Australian retail spending rose 0.5 per cent in December, the eighth consecutive monthly gain, official figures show.
Big spenders in 2013 made it the best in five years for retailers, with continuing growth looking to end the malaise that has gripped the industry since the GFC.
The recovery was led by shoppers with big appetites and a taste for fine Christmas fare. They were behind an $8.1 billion increase in turnover in the sector, a peak retailers’ body says.
“It really was a Christmas to eat, drink and be merry with food retailing rising,” Australian National Retailers Association chief executive Margy Osmond said.
“Retailers are encouraged by today’s result and it has put the sector in good stead to record a similar result, or better, in the year ahead.
“Most states are now tracking at around six to seven per cent year-on-year growth in turnover which is a positive sign for the sectors ongoing success in 2014.”
However, spending on fashion and accessories dropped while solid performance in the hardware and furniture sector reflected the housing market upturn, she added.
Australia posted its eighth consecutive rise in retail spending, and economists expect the sector to keep strengthening to pre-global financial crisis levels.
Retail trade rose 0.5 per cent in December, seasonally adjusted, and was up 0.9 per cent in the December quarter, Australian Bureau of Statistics figures show.
AMP chief economist Shane Oliver expects consumer spending to start making a much larger contribution to economic growth than it has over the past few years.
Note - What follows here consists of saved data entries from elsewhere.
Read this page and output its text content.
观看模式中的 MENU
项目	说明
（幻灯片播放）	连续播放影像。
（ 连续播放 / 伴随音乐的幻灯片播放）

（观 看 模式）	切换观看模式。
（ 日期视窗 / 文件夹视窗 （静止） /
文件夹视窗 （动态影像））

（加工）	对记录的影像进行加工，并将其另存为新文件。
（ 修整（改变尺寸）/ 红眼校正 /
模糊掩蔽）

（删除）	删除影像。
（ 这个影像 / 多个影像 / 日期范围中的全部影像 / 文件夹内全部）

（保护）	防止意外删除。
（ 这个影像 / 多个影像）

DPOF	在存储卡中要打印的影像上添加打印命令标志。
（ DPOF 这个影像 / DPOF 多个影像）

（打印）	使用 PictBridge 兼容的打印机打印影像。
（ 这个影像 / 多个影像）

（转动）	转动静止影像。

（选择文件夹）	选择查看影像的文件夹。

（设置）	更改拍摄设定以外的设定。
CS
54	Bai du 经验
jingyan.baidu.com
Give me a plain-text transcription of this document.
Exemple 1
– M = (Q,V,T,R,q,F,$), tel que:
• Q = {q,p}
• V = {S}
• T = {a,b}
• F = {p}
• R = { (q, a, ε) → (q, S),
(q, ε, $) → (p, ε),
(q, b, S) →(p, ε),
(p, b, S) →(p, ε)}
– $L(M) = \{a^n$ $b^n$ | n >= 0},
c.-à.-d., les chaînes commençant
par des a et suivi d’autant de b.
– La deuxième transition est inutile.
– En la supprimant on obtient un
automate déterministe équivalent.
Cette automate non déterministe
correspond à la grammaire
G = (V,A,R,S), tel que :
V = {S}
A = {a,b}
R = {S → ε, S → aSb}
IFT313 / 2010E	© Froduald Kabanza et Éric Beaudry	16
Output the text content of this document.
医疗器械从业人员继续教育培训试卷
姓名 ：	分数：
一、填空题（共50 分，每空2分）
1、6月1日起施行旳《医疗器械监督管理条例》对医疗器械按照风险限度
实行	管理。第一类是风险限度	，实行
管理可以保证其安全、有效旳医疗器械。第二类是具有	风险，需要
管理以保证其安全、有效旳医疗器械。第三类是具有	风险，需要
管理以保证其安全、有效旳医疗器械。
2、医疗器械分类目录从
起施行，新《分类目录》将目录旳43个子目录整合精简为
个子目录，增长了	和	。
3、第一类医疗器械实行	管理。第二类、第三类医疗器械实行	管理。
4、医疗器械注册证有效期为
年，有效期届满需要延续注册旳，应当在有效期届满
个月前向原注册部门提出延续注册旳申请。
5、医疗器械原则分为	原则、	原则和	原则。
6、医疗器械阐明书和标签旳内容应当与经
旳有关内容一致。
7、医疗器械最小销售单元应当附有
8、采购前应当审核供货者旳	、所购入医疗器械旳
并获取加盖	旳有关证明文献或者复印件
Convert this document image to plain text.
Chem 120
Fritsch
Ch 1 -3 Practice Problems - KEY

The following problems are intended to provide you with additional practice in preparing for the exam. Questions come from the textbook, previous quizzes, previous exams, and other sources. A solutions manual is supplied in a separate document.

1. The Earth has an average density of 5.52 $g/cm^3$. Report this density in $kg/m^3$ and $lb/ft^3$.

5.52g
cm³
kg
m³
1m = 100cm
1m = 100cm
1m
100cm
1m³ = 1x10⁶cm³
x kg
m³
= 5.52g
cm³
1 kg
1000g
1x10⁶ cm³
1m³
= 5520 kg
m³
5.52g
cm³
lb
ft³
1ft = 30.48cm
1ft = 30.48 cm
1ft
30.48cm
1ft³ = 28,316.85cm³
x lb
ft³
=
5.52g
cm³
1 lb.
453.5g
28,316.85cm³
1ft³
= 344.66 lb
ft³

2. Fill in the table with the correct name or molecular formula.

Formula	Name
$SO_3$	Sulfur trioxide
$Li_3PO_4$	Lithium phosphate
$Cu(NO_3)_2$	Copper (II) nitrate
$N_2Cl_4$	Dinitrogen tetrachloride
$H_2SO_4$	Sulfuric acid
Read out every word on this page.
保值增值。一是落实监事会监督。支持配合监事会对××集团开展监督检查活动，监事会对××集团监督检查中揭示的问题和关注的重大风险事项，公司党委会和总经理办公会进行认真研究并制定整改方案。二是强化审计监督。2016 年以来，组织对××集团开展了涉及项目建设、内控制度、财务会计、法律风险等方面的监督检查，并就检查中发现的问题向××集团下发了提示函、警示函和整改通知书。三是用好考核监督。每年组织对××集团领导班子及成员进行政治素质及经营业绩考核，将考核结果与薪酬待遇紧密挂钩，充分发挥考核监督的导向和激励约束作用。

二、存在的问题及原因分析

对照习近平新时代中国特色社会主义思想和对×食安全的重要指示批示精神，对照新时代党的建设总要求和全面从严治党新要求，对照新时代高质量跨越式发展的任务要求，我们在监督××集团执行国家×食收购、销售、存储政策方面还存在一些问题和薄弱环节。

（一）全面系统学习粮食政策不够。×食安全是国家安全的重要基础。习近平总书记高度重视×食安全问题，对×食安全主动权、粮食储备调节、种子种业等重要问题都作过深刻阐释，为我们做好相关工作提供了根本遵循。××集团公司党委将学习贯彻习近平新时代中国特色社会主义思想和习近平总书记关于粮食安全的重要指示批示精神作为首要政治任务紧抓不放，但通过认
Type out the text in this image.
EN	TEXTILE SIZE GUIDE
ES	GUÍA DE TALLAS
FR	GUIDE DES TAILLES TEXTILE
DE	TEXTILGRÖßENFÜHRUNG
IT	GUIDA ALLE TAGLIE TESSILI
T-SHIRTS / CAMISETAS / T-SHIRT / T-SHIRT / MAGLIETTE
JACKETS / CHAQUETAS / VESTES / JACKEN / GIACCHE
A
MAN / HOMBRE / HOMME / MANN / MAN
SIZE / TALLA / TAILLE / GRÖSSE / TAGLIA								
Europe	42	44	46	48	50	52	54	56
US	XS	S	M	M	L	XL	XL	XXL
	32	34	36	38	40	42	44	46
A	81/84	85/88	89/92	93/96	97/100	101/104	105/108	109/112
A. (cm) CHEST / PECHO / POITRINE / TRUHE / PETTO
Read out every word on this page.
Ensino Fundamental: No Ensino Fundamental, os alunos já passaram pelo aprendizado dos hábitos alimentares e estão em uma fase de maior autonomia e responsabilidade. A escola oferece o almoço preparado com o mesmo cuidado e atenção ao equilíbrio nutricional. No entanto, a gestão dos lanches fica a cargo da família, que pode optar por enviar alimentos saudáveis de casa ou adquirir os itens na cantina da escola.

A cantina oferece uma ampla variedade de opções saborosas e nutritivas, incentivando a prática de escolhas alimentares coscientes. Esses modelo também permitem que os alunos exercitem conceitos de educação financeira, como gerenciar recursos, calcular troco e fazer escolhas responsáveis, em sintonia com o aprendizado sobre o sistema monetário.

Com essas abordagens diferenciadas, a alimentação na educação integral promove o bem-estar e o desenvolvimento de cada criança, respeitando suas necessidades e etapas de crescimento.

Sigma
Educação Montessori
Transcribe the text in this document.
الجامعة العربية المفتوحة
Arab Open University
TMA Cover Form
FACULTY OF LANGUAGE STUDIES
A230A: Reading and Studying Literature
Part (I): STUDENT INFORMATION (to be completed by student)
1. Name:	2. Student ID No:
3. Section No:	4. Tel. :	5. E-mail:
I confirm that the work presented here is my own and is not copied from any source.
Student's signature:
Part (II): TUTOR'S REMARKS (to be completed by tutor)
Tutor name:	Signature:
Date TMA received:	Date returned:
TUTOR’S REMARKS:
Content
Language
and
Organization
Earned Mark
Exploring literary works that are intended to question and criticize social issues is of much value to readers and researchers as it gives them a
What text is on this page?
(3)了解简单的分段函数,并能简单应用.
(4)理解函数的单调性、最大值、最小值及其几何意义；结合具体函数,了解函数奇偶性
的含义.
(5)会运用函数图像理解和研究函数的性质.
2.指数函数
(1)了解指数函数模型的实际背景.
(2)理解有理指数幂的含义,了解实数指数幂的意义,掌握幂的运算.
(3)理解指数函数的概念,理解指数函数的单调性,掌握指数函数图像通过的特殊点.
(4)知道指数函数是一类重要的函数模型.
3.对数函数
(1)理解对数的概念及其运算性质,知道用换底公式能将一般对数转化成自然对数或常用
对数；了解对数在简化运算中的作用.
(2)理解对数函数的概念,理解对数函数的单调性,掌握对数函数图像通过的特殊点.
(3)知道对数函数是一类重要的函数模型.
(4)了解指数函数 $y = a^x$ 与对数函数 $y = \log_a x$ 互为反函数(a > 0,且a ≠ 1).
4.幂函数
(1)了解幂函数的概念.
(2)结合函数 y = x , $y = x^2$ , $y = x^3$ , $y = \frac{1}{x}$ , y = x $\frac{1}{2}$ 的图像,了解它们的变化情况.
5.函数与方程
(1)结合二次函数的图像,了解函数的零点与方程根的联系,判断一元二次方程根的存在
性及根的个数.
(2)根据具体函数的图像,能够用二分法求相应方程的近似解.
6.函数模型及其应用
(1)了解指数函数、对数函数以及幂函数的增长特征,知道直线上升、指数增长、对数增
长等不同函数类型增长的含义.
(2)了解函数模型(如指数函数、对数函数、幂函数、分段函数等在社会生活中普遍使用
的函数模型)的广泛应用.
“Retail sales growth looks to be breaking out of the malaise that it’s been in over the last four years that saw annual growth average just 2.7 per cent,” he said.
“This likely reflects a combination of improved household finances on the back of low interest rates, rising wealth levels and improved consumer confidence. This is great news for retailers after a really tough period.
“We expect these factors to support continued strength in retail sales this year, but probably averaging around 4.5 per cent per annum as a return to pre-GFC strength is unlikely as the labour market remains soft.”
Groceries had the strongest rise in the month up 2.5 per cent, followed by at 0.5 per cent gain in spending in cafe and restaurants and department store sales had a 0.3 per cent rise.